I *****ed at Uber thru the app, they said the pax needed to update to the latest version of the app.

??? Why isn't this automatic? Drivers have to update automatically, right? Why the F are we being silently screwed out of potential tips because they won't force updates on pax?

Grrrrr!!!


----------



## Uber's Guber (Oct 22, 2017)

The tip is already included in the fare.
Thank you for being an Uber partner.
~ Support Team


----------



## henrygates (Mar 29, 2018)

You can turn off automatic updates. Uber can't force anyone to update. Makes you wonder how many old apps he has on his phone.


----------



## DocT (Jul 16, 2015)

Mista T said:


> Took a pax today. 2nd time ever using Uber. 1st time was a year ago.
> 
> "When the ride is over, can you show me how to do the tipping thing in the app? They didn't have it last time I used it."
> 
> ...


The pax will/should receive a trip receipt via email, and I believe he can tip from the email link. This is based on what I've read in other forums. I have never taken a trip on Uber as a pax, so I can't confirm.


----------



## CvilleUber (Aug 29, 2016)

Why the hell is this Uber's fault? I would have sat there, downloaded the new app, then showed the pax how to add a tip to an already ended trip.

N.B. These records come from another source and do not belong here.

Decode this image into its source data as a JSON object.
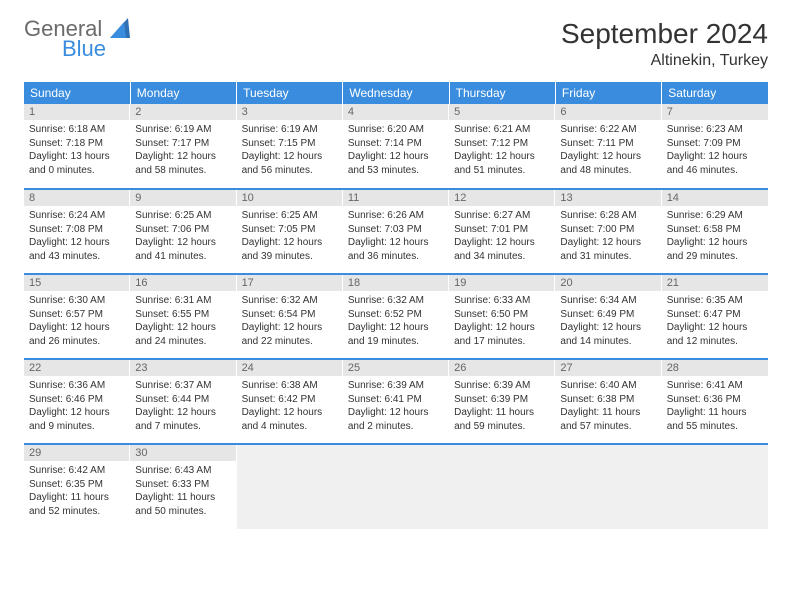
{
  "logo": {
    "top": "General",
    "bottom": "Blue"
  },
  "title": "September 2024",
  "location": "Altinekin, Turkey",
  "colors": {
    "header_bg": "#3a8dde",
    "header_fg": "#ffffff",
    "daynum_bg": "#e6e6e6",
    "daynum_fg": "#666666",
    "border": "#3a8dde",
    "text": "#333333",
    "logo_gray": "#6b6b6b",
    "logo_blue": "#3a8dde"
  },
  "weekdays": [
    "Sunday",
    "Monday",
    "Tuesday",
    "Wednesday",
    "Thursday",
    "Friday",
    "Saturday"
  ],
  "days": [
    {
      "n": 1,
      "sunrise": "6:18 AM",
      "sunset": "7:18 PM",
      "dh": 13,
      "dm": 0
    },
    {
      "n": 2,
      "sunrise": "6:19 AM",
      "sunset": "7:17 PM",
      "dh": 12,
      "dm": 58
    },
    {
      "n": 3,
      "sunrise": "6:19 AM",
      "sunset": "7:15 PM",
      "dh": 12,
      "dm": 56
    },
    {
      "n": 4,
      "sunrise": "6:20 AM",
      "sunset": "7:14 PM",
      "dh": 12,
      "dm": 53
    },
    {
      "n": 5,
      "sunrise": "6:21 AM",
      "sunset": "7:12 PM",
      "dh": 12,
      "dm": 51
    },
    {
      "n": 6,
      "sunrise": "6:22 AM",
      "sunset": "7:11 PM",
      "dh": 12,
      "dm": 48
    },
    {
      "n": 7,
      "sunrise": "6:23 AM",
      "sunset": "7:09 PM",
      "dh": 12,
      "dm": 46
    },
    {
      "n": 8,
      "sunrise": "6:24 AM",
      "sunset": "7:08 PM",
      "dh": 12,
      "dm": 43
    },
    {
      "n": 9,
      "sunrise": "6:25 AM",
      "sunset": "7:06 PM",
      "dh": 12,
      "dm": 41
    },
    {
      "n": 10,
      "sunrise": "6:25 AM",
      "sunset": "7:05 PM",
      "dh": 12,
      "dm": 39
    },
    {
      "n": 11,
      "sunrise": "6:26 AM",
      "sunset": "7:03 PM",
      "dh": 12,
      "dm": 36
    },
    {
      "n": 12,
      "sunrise": "6:27 AM",
      "sunset": "7:01 PM",
      "dh": 12,
      "dm": 34
    },
    {
      "n": 13,
      "sunrise": "6:28 AM",
      "sunset": "7:00 PM",
      "dh": 12,
      "dm": 31
    },
    {
      "n": 14,
      "sunrise": "6:29 AM",
      "sunset": "6:58 PM",
      "dh": 12,
      "dm": 29
    },
    {
      "n": 15,
      "sunrise": "6:30 AM",
      "sunset": "6:57 PM",
      "dh": 12,
      "dm": 26
    },
    {
      "n": 16,
      "sunrise": "6:31 AM",
      "sunset": "6:55 PM",
      "dh": 12,
      "dm": 24
    },
    {
      "n": 17,
      "sunrise": "6:32 AM",
      "sunset": "6:54 PM",
      "dh": 12,
      "dm": 22
    },
    {
      "n": 18,
      "sunrise": "6:32 AM",
      "sunset": "6:52 PM",
      "dh": 12,
      "dm": 19
    },
    {
      "n": 19,
      "sunrise": "6:33 AM",
      "sunset": "6:50 PM",
      "dh": 12,
      "dm": 17
    },
    {
      "n": 20,
      "sunrise": "6:34 AM",
      "sunset": "6:49 PM",
      "dh": 12,
      "dm": 14
    },
    {
      "n": 21,
      "sunrise": "6:35 AM",
      "sunset": "6:47 PM",
      "dh": 12,
      "dm": 12
    },
    {
      "n": 22,
      "sunrise": "6:36 AM",
      "sunset": "6:46 PM",
      "dh": 12,
      "dm": 9
    },
    {
      "n": 23,
      "sunrise": "6:37 AM",
      "sunset": "6:44 PM",
      "dh": 12,
      "dm": 7
    },
    {
      "n": 24,
      "sunrise": "6:38 AM",
      "sunset": "6:42 PM",
      "dh": 12,
      "dm": 4
    },
    {
      "n": 25,
      "sunrise": "6:39 AM",
      "sunset": "6:41 PM",
      "dh": 12,
      "dm": 2
    },
    {
      "n": 26,
      "sunrise": "6:39 AM",
      "sunset": "6:39 PM",
      "dh": 11,
      "dm": 59
    },
    {
      "n": 27,
      "sunrise": "6:40 AM",
      "sunset": "6:38 PM",
      "dh": 11,
      "dm": 57
    },
    {
      "n": 28,
      "sunrise": "6:41 AM",
      "sunset": "6:36 PM",
      "dh": 11,
      "dm": 55
    },
    {
      "n": 29,
      "sunrise": "6:42 AM",
      "sunset": "6:35 PM",
      "dh": 11,
      "dm": 52
    },
    {
      "n": 30,
      "sunrise": "6:43 AM",
      "sunset": "6:33 PM",
      "dh": 11,
      "dm": 50
    }
  ],
  "labels": {
    "sunrise": "Sunrise:",
    "sunset": "Sunset:",
    "daylight": "Daylight:",
    "hours": "hours",
    "and": "and",
    "minutes": "minutes."
  },
  "grid": {
    "start_weekday": 0,
    "rows": 5,
    "cols": 7
  }
}
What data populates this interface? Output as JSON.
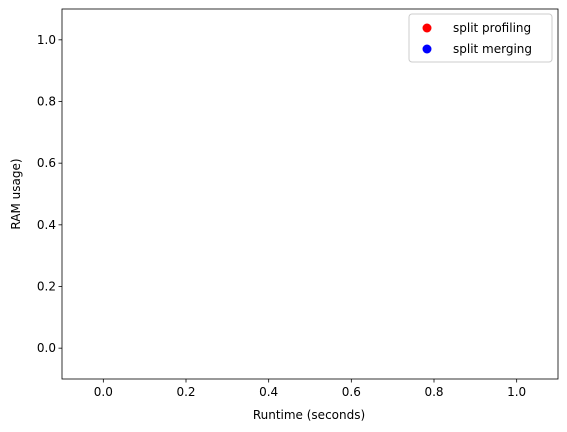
{
  "chart_data": {
    "type": "scatter",
    "title": "",
    "xlabel": "Runtime (seconds)",
    "ylabel": "RAM usage)",
    "xlim": [
      -0.1,
      1.1
    ],
    "ylim": [
      -0.1,
      1.1
    ],
    "xticks": [
      0.0,
      0.2,
      0.4,
      0.6,
      0.8,
      1.0
    ],
    "xtick_labels": [
      "0.0",
      "0.2",
      "0.4",
      "0.6",
      "0.8",
      "1.0"
    ],
    "yticks": [
      0.0,
      0.2,
      0.4,
      0.6,
      0.8,
      1.0
    ],
    "ytick_labels": [
      "0.0",
      "0.2",
      "0.4",
      "0.6",
      "0.8",
      "1.0"
    ],
    "grid": false,
    "legend_position": "top-right",
    "series": [
      {
        "name": "split profiling",
        "color": "#ff0000",
        "x": [],
        "y": []
      },
      {
        "name": "split merging",
        "color": "#0000ff",
        "x": [],
        "y": []
      }
    ]
  }
}
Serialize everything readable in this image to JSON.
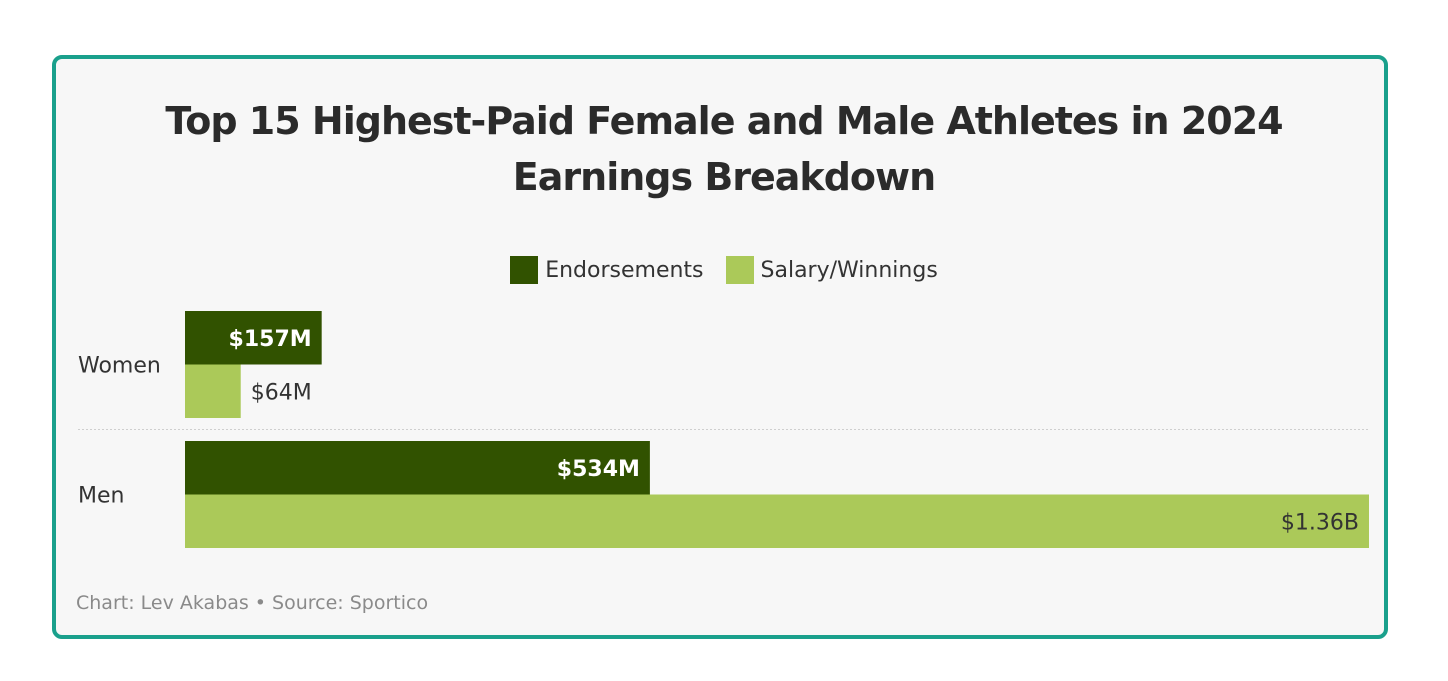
{
  "chart_data": {
    "type": "bar",
    "orientation": "horizontal",
    "title": "Top 15 Highest-Paid Female and Male Athletes in 2024",
    "subtitle": "Earnings Breakdown",
    "categories": [
      "Women",
      "Men"
    ],
    "series": [
      {
        "name": "Endorsements",
        "values": [
          157,
          534
        ],
        "labels": [
          "$157M",
          "$534M"
        ],
        "color": "#315200"
      },
      {
        "name": "Salary/Winnings",
        "values": [
          64,
          1360
        ],
        "labels": [
          "$64M",
          "$1.36B"
        ],
        "color": "#abc959"
      }
    ],
    "unit": "millions USD",
    "xlim": [
      0,
      1360
    ],
    "grid": false,
    "legend_position": "top-center"
  },
  "footer": {
    "chart_credit": "Chart: Lev Akabas",
    "separator": "•",
    "source": "Source: Sportico"
  },
  "colors": {
    "border": "#1aa08c",
    "background": "#f7f7f7",
    "label_light": "#ffffff",
    "label_dark": "#333333"
  }
}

Next, let's blame Uber for people watching TV on Fridays instead of hitting the bars.


----------



## Uberfunitis (Oct 21, 2016)

Mess around for 15 minutes trying to sort this guys app out for him and teach him how to use it only to get a one dollar tip when you could have another trip in that time for 3.75 +quest tic


----------



## CvilleUber (Aug 29, 2016)

My app would be on, waiting for the next ride. Spending 3 minutes downloading an update for a buck is wort it to me. If it takes you 15, you're doing it wrong.


----------



## jester121 (Sep 6, 2016)

henrygates said:


> You can turn off automatic updates. Uber can't force anyone to update.


Sure they can, it's called an error message when he tries to log in that says "update your damn app or you can't call an Uber, dumbass."

But Uber doesn't care about your tips, they keep it as easy as possible to wring every dollar out of the passengers into their own pockets. As long as the old version of the app will show upfront (take it from behind) pricing, Uber is cool.


----------